Устроена горжа куда сложнее, чем может показаться на первый взгляд. Барк поначалу посмеивался над примитивной с виду конструкцией, но после первого дня, в течение которого они с Кандаром облазили большую часть внутренних механизмов и даже почти починили сдохший более трех недель назад толкатель, мнение свое он поменял. Несмотря на невзрачный внешний вид, под палубой горжа представляла собой сложный многослойный пирог из укрепленного днища, бесчисленных герметичных отсеков с воздухом и целой паутины трубопроводов, пронизывающей ее внутренности. Сводили ее явно без какого-либо плана, попросту наращивая при необходимости новые куски поверх старых, поэтому ее способность нормально плавать и сохранять при этом работоспособность была для Брака сродни темному шаманизму нойтов – дико, противоестественно, но на диво эффективно.
– Но почему обычное железо? – спросил калека после того, как они с сероглазым откачали и залатали одну из поддерживающих плавучесть бочек вдоль левого борта. Та была густо усеяна прыщами ржавчины, один из которых лопнул и напустил внутрь воды. – Ржавеет же. Можно сплав или покрасить чем-нибудь.
– А нержавейку ты как на ходу сводить собрался? – насмешливо спросил Кандар, сматывая гибкий шланг ручного насоса в аккуратную бухту. – К тому же, из лодочников с ней может работать один из пяти, если не меньше. А чернухи здесь завались, стоит дешевле приличной краски. Поверь, ржавчина – не самая большая проблема на реке.
– А какая самая большая?
– Комары. – буркнул проходящий мимо лохматый Везим, тащивший к скрапперу канистру и широкую серую кисть.
Дойдя до оружия он принялся широкими взмахами размазывать масло по стволу, заливая палубу и одежду густыми темными потеками.
– Нудеж Везима, – начал перечислять Кандар, – Задница той красотки на носу. Скука. Дырявый навес…
– Это вентиляция, – вклинился в разговор один из братьев.
– Запах Везима, – покладисто добавил к списку еще один пункт сероглазый. – Еще дожди, сырость, холод, отсутствие баб и речные пороги, с которыми ты скоро познакомишься.
Закончив с насосом, он утащил тяжелое устройство в кривую пристройку на корме, служившую одновременно складом, машинным отделением и рабочим кабинетом Раскона, погромыхал там железками и вернулся на палубу.
– Как-то это все… приземленно, – заметил Брак. – Я успел в Приречье наслушаться всякого.
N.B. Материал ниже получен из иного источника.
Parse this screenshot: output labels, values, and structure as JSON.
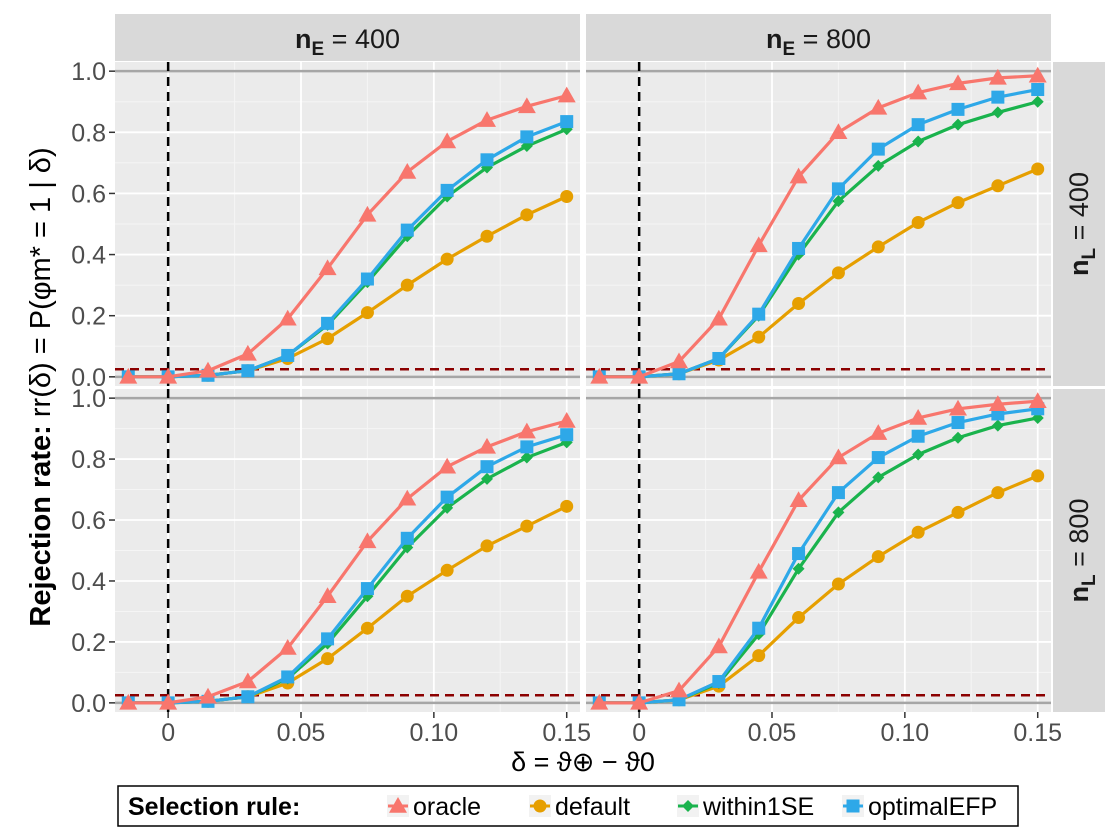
{
  "chart_data": {
    "type": "line",
    "panels": [
      {
        "col_strip": "400",
        "row_strip": "400",
        "series": [
          {
            "name": "oracle",
            "values": [
              0,
              0,
              0.02,
              0.075,
              0.19,
              0.355,
              0.53,
              0.67,
              0.77,
              0.84,
              0.885,
              0.92
            ]
          },
          {
            "name": "default",
            "values": [
              0,
              0,
              0.005,
              0.02,
              0.06,
              0.125,
              0.21,
              0.3,
              0.385,
              0.46,
              0.53,
              0.59
            ]
          },
          {
            "name": "within1SE",
            "values": [
              0,
              0,
              0.005,
              0.02,
              0.07,
              0.17,
              0.31,
              0.46,
              0.59,
              0.685,
              0.755,
              0.81
            ]
          },
          {
            "name": "optimalEFP",
            "values": [
              0,
              0,
              0.005,
              0.02,
              0.07,
              0.175,
              0.32,
              0.48,
              0.61,
              0.71,
              0.785,
              0.835
            ]
          }
        ]
      },
      {
        "col_strip": "800",
        "row_strip": "400",
        "series": [
          {
            "name": "oracle",
            "values": [
              0,
              0,
              0.05,
              0.19,
              0.43,
              0.655,
              0.8,
              0.88,
              0.93,
              0.96,
              0.978,
              0.985
            ]
          },
          {
            "name": "default",
            "values": [
              0,
              0,
              0.01,
              0.055,
              0.13,
              0.24,
              0.34,
              0.425,
              0.505,
              0.57,
              0.625,
              0.68
            ]
          },
          {
            "name": "within1SE",
            "values": [
              0,
              0,
              0.01,
              0.06,
              0.2,
              0.4,
              0.575,
              0.69,
              0.77,
              0.825,
              0.865,
              0.9
            ]
          },
          {
            "name": "optimalEFP",
            "values": [
              0,
              0,
              0.01,
              0.06,
              0.205,
              0.42,
              0.615,
              0.745,
              0.825,
              0.875,
              0.915,
              0.94
            ]
          }
        ]
      },
      {
        "col_strip": "400",
        "row_strip": "800",
        "series": [
          {
            "name": "oracle",
            "values": [
              0,
              0,
              0.02,
              0.07,
              0.18,
              0.35,
              0.53,
              0.67,
              0.775,
              0.84,
              0.89,
              0.925
            ]
          },
          {
            "name": "default",
            "values": [
              0,
              0,
              0.005,
              0.02,
              0.065,
              0.145,
              0.245,
              0.35,
              0.435,
              0.515,
              0.58,
              0.645
            ]
          },
          {
            "name": "within1SE",
            "values": [
              0,
              0,
              0.005,
              0.02,
              0.08,
              0.195,
              0.35,
              0.51,
              0.64,
              0.735,
              0.805,
              0.855
            ]
          },
          {
            "name": "optimalEFP",
            "values": [
              0,
              0,
              0.005,
              0.02,
              0.085,
              0.21,
              0.375,
              0.54,
              0.675,
              0.775,
              0.84,
              0.88
            ]
          }
        ]
      },
      {
        "col_strip": "800",
        "row_strip": "800",
        "series": [
          {
            "name": "oracle",
            "values": [
              0,
              0,
              0.04,
              0.185,
              0.43,
              0.665,
              0.805,
              0.885,
              0.935,
              0.965,
              0.98,
              0.99
            ]
          },
          {
            "name": "default",
            "values": [
              0,
              0,
              0.01,
              0.055,
              0.155,
              0.28,
              0.39,
              0.48,
              0.56,
              0.625,
              0.69,
              0.745
            ]
          },
          {
            "name": "within1SE",
            "values": [
              0,
              0,
              0.01,
              0.065,
              0.225,
              0.44,
              0.625,
              0.74,
              0.815,
              0.87,
              0.91,
              0.935
            ]
          },
          {
            "name": "optimalEFP",
            "values": [
              0,
              0,
              0.01,
              0.07,
              0.245,
              0.49,
              0.69,
              0.805,
              0.875,
              0.92,
              0.948,
              0.965
            ]
          }
        ]
      }
    ],
    "x": [
      -0.015,
      0,
      0.015,
      0.03,
      0.045,
      0.06,
      0.075,
      0.09,
      0.105,
      0.12,
      0.135,
      0.15
    ],
    "xlim": [
      -0.02,
      0.155
    ],
    "ylim": [
      -0.03,
      1.03
    ],
    "x_ticks": [
      0,
      0.05,
      0.1,
      0.15
    ],
    "x_tick_labels": [
      "0",
      "0.05",
      "0.10",
      "0.15"
    ],
    "y_ticks": [
      0,
      0.2,
      0.4,
      0.6,
      0.8,
      1
    ],
    "y_tick_labels": [
      "0.0",
      "0.2",
      "0.4",
      "0.6",
      "0.8",
      "1.0"
    ],
    "reference_lines": {
      "vertical_dashed_x": 0,
      "horizontal_dashed_y": 0.025,
      "horizontal_solid_y": [
        0,
        1
      ]
    },
    "col_strip_prefix": "n",
    "col_strip_sub": "E",
    "row_strip_prefix": "n",
    "row_strip_sub": "L",
    "xlabel": "δ = ϑ⊕ − ϑ0",
    "ylabel": "Rejection rate: rr(δ) = P(φm* = 1 | δ)",
    "legend_title": "Selection rule:",
    "legend_position": "bottom",
    "grid": true,
    "series_styles": [
      {
        "name": "oracle",
        "color": "#f8766d",
        "marker": "triangle"
      },
      {
        "name": "default",
        "color": "#e69f00",
        "marker": "circle"
      },
      {
        "name": "within1SE",
        "color": "#1ab34d",
        "marker": "diamond"
      },
      {
        "name": "optimalEFP",
        "color": "#2ea8e8",
        "marker": "square"
      }
    ],
    "colors": {
      "panel_bg": "#ebebeb",
      "strip_bg": "#d9d9d9",
      "grid_major": "#ffffff",
      "ref_solid": "#a6a6a6",
      "vline": "#000000",
      "hline_dashed": "#8b0000"
    }
  }
}
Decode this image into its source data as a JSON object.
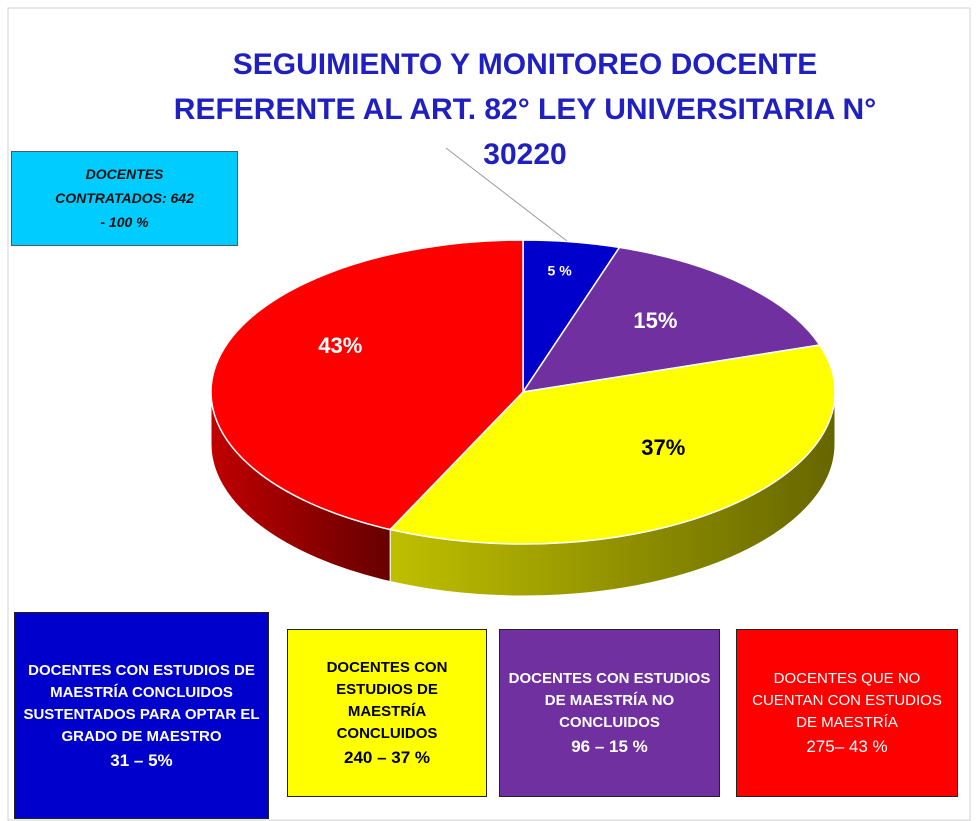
{
  "chart_data": {
    "type": "pie3d",
    "title": "SEGUIMIENTO Y MONITOREO DOCENTE REFERENTE AL ART. 82° LEY UNIVERSITARIA N° 30220",
    "note": "DOCENTES CONTRATADOS: 642  - 100 %",
    "categories": [
      "DOCENTES CON ESTUDIOS DE MAESTRÍA CONCLUIDOS SUSTENTADOS PARA OPTAR EL GRADO DE MAESTRO",
      "DOCENTES CON ESTUDIOS DE MAESTRÍA NO CONCLUIDOS",
      "DOCENTES CON ESTUDIOS DE MAESTRÍA CONCLUIDOS",
      "DOCENTES QUE NO CUENTAN CON ESTUDIOS DE MAESTRÍA"
    ],
    "values": [
      5,
      15,
      37,
      43
    ],
    "value_labels": [
      "5 %",
      "15%",
      "37%",
      "43%"
    ],
    "counts": [
      "31 – 5%",
      "96 – 15 %",
      "240 – 37 %",
      "275– 43 %"
    ],
    "colors": [
      "#0000cc",
      "#7030a0",
      "#ffff00",
      "#ff0000"
    ]
  }
}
Схватки с опасными тварями, экспедиции в лес, речные бандиты.
– А, этого добра тоже хватает, – кивнул Кандар, плюхнувшись в плетеное кресло, стоящее у здоровенной железной полусферы жаровни. – Но это все такие мелочи, по сравнению с утренней сыростью. Бандит тебя убьет, тварь тебя сожрет, в лесу ты сдохнешь – но только сырость сделает твою жизнь настолько жалкой и ничтожной, что ты сам захочешь утопиться.